By Hasan al-Ashraf
By Hasan al-Ashraf
Although alcohol is forbidden (haram) in Islam, Morocco’s moderate Islamist government appears to have found a halal route that allows them to profit from its sale.
Caught between soaring prices, low economic growth forecasts, and a harsh drought, the Islamist-led government had decided to increase tax on liquor sales in a step to increase state revenue.
The liquor tax has been raised from 10,500 ($1,230) dirham per 100 liters (26.4 gallons) to 15,000 ($1,760) dirhams per 100 liters.
The tax on beer has been raised from 550 ($64) to 900 ($105) per 100 liter while the sales tax on cigars has been raised by 10 percent to 35 percent.
When it was in the opposition, the moderate Islamist Justice and Development Party (PJD) often demanded an increase on the alcohol sales tax, which unlike the tax on food products, has remained the same in 33 years.
Moroccan economist Omar al-Kattani said the PJD’s move will help the government find solutions to some budgetary problems without significantly affecting producers and distributors of alcohol products who made major profits last year.
Kattani said the move is also likely to reduce the consumption of alcohol amongst low-income people.
Meanwhile, political analyst Abd el-Ali Majdoub said by this move the government had targeted the “alcohol lobbyists who have benefited from decades-old privileges … to make money at the expense of the people’s health.”

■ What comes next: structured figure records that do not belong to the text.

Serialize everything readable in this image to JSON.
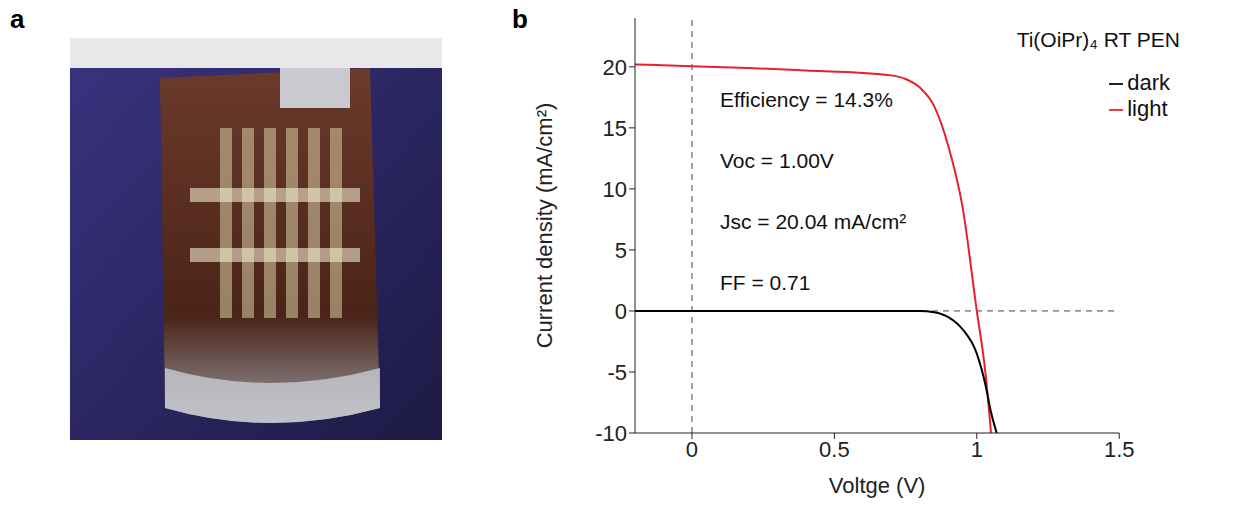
{
  "panels": {
    "a": "a",
    "b": "b"
  },
  "chart_data": {
    "type": "line",
    "title": "Ti(OiPr)₄ RT PEN",
    "x_label": "Voltge (V)",
    "y_label": "Current density (mA/cm²)",
    "annotations": [
      "Efficiency = 14.3%",
      "Voc = 1.00V",
      "Jsc = 20.04 mA/cm²",
      "FF = 0.71"
    ],
    "x": [
      -0.2,
      0,
      0.2,
      0.4,
      0.6,
      0.7,
      0.75,
      0.8,
      0.85,
      0.9,
      0.95,
      1.0,
      1.03,
      1.05,
      1.07
    ],
    "series": [
      {
        "name": "light",
        "color": "#e8202a",
        "values": [
          20.2,
          20.04,
          19.9,
          19.7,
          19.5,
          19.3,
          19.0,
          18.3,
          16.8,
          13.5,
          8.5,
          0,
          -5,
          -10,
          null
        ]
      },
      {
        "name": "dark",
        "color": "#000000",
        "values": [
          0,
          0,
          0,
          0,
          0,
          0,
          0,
          0,
          -0.1,
          -0.5,
          -1.5,
          -3.5,
          -6.0,
          -8.3,
          -10
        ]
      }
    ],
    "xlim": [
      -0.2,
      1.5
    ],
    "ylim": [
      -10,
      24
    ],
    "xticks": [
      0,
      0.5,
      1,
      1.5
    ],
    "yticks": [
      -10,
      -5,
      0,
      5,
      10,
      15,
      20
    ],
    "reference_lines": {
      "x": 0,
      "y": 0
    },
    "legend": "top-right",
    "grid": false
  }
}
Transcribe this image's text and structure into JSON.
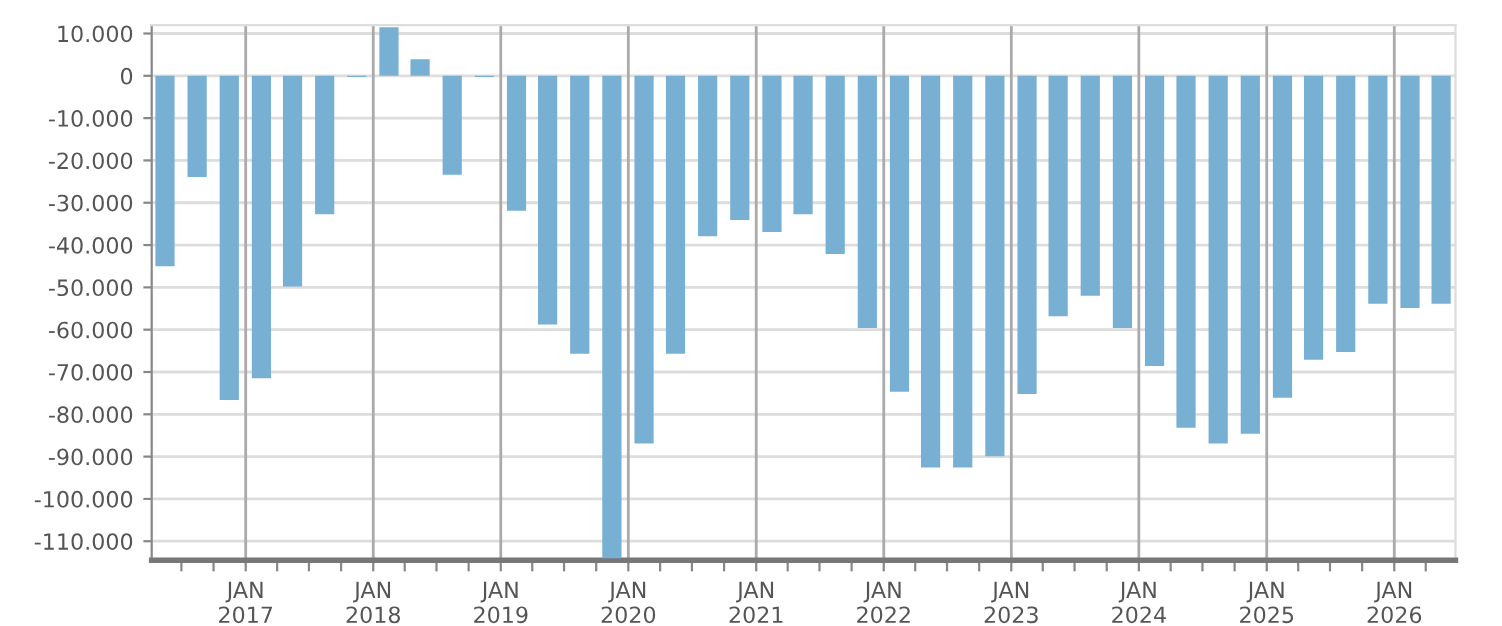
{
  "chart_data": {
    "type": "bar",
    "color": "#78b0d3",
    "x": [
      "2016-05-15",
      "2016-08-15",
      "2016-11-15",
      "2017-02-15",
      "2017-05-15",
      "2017-08-15",
      "2017-11-15",
      "2018-02-15",
      "2018-05-15",
      "2018-08-15",
      "2018-11-15",
      "2019-02-15",
      "2019-05-15",
      "2019-08-15",
      "2019-11-15",
      "2020-02-15",
      "2020-05-15",
      "2020-08-15",
      "2020-11-15",
      "2021-02-15",
      "2021-05-15",
      "2021-08-15",
      "2021-11-15",
      "2022-02-15",
      "2022-05-15",
      "2022-08-15",
      "2022-11-15",
      "2023-02-15",
      "2023-05-15",
      "2023-08-15",
      "2023-11-15",
      "2024-02-15",
      "2024-05-15",
      "2024-08-15",
      "2024-11-15",
      "2025-02-15",
      "2025-05-15",
      "2025-08-15",
      "2025-11-15",
      "2026-02-15",
      "2026-05-15"
    ],
    "values": [
      -45000,
      -23900,
      -76600,
      -71500,
      -49800,
      -32700,
      -300,
      11500,
      3900,
      -23400,
      -300,
      -31900,
      -58800,
      -65700,
      -114000,
      -86900,
      -65700,
      -37900,
      -34100,
      -36900,
      -32700,
      -42100,
      -59600,
      -74700,
      -92600,
      -92600,
      -89900,
      -75200,
      -56800,
      -52000,
      -59600,
      -68600,
      -83200,
      -86900,
      -84600,
      -76100,
      -67100,
      -65300,
      -53900,
      -54900,
      -53900
    ],
    "xlim": [
      "2016-04-07",
      "2026-06-25"
    ],
    "xticks": [
      {
        "value": "2016-07-01",
        "label": null
      },
      {
        "value": "2016-10-01",
        "label": null
      },
      {
        "value": "2017-01-01",
        "label": "JAN\n2017"
      },
      {
        "value": "2017-04-01",
        "label": null
      },
      {
        "value": "2017-07-01",
        "label": null
      },
      {
        "value": "2017-10-01",
        "label": null
      },
      {
        "value": "2018-01-01",
        "label": "JAN\n2018"
      },
      {
        "value": "2018-04-01",
        "label": null
      },
      {
        "value": "2018-07-01",
        "label": null
      },
      {
        "value": "2018-10-01",
        "label": null
      },
      {
        "value": "2019-01-01",
        "label": "JAN\n2019"
      },
      {
        "value": "2019-04-01",
        "label": null
      },
      {
        "value": "2019-07-01",
        "label": null
      },
      {
        "value": "2019-10-01",
        "label": null
      },
      {
        "value": "2020-01-01",
        "label": "JAN\n2020"
      },
      {
        "value": "2020-04-01",
        "label": null
      },
      {
        "value": "2020-07-01",
        "label": null
      },
      {
        "value": "2020-10-01",
        "label": null
      },
      {
        "value": "2021-01-01",
        "label": "JAN\n2021"
      },
      {
        "value": "2021-04-01",
        "label": null
      },
      {
        "value": "2021-07-01",
        "label": null
      },
      {
        "value": "2021-10-01",
        "label": null
      },
      {
        "value": "2022-01-01",
        "label": "JAN\n2022"
      },
      {
        "value": "2022-04-01",
        "label": null
      },
      {
        "value": "2022-07-01",
        "label": null
      },
      {
        "value": "2022-10-01",
        "label": null
      },
      {
        "value": "2023-01-01",
        "label": "JAN\n2023"
      },
      {
        "value": "2023-04-01",
        "label": null
      },
      {
        "value": "2023-07-01",
        "label": null
      },
      {
        "value": "2023-10-01",
        "label": null
      },
      {
        "value": "2024-01-01",
        "label": "JAN\n2024"
      },
      {
        "value": "2024-04-01",
        "label": null
      },
      {
        "value": "2024-07-01",
        "label": null
      },
      {
        "value": "2024-10-01",
        "label": null
      },
      {
        "value": "2025-01-01",
        "label": "JAN\n2025"
      },
      {
        "value": "2025-04-01",
        "label": null
      },
      {
        "value": "2025-07-01",
        "label": null
      },
      {
        "value": "2025-10-01",
        "label": null
      },
      {
        "value": "2026-01-01",
        "label": "JAN\n2026"
      },
      {
        "value": "2026-04-01",
        "label": null
      }
    ],
    "ylim": [
      -114500,
      12000
    ],
    "yticks": [
      {
        "value": 10000,
        "label": "10.000"
      },
      0,
      {
        "value": -10000,
        "label": "-10.000"
      },
      {
        "value": -20000,
        "label": "-20.000"
      },
      {
        "value": -30000,
        "label": "-30.000"
      },
      {
        "value": -40000,
        "label": "-40.000"
      },
      {
        "value": -50000,
        "label": "-50.000"
      },
      {
        "value": -60000,
        "label": "-60.000"
      },
      {
        "value": -70000,
        "label": "-70.000"
      },
      {
        "value": -80000,
        "label": "-80.000"
      },
      {
        "value": -90000,
        "label": "-90.000"
      },
      {
        "value": -100000,
        "label": "-100.000"
      },
      {
        "value": -110000,
        "label": "-110.000"
      }
    ],
    "grid": true
  }
}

In 1967 King Hasan II, also known as the commander of the faithful, delegated his powers to an advisor in the royal court to sign a decree that authorizes the sale of alcohol to non-Muslims.
The king apparently did not want to be seen by his Muslims-majority people as the one who authorized the sale of something forbidden in Islam.
Although alcohol in Morocco is not supposed to be sold to Muslims, it is easily available in stores and supermarkets.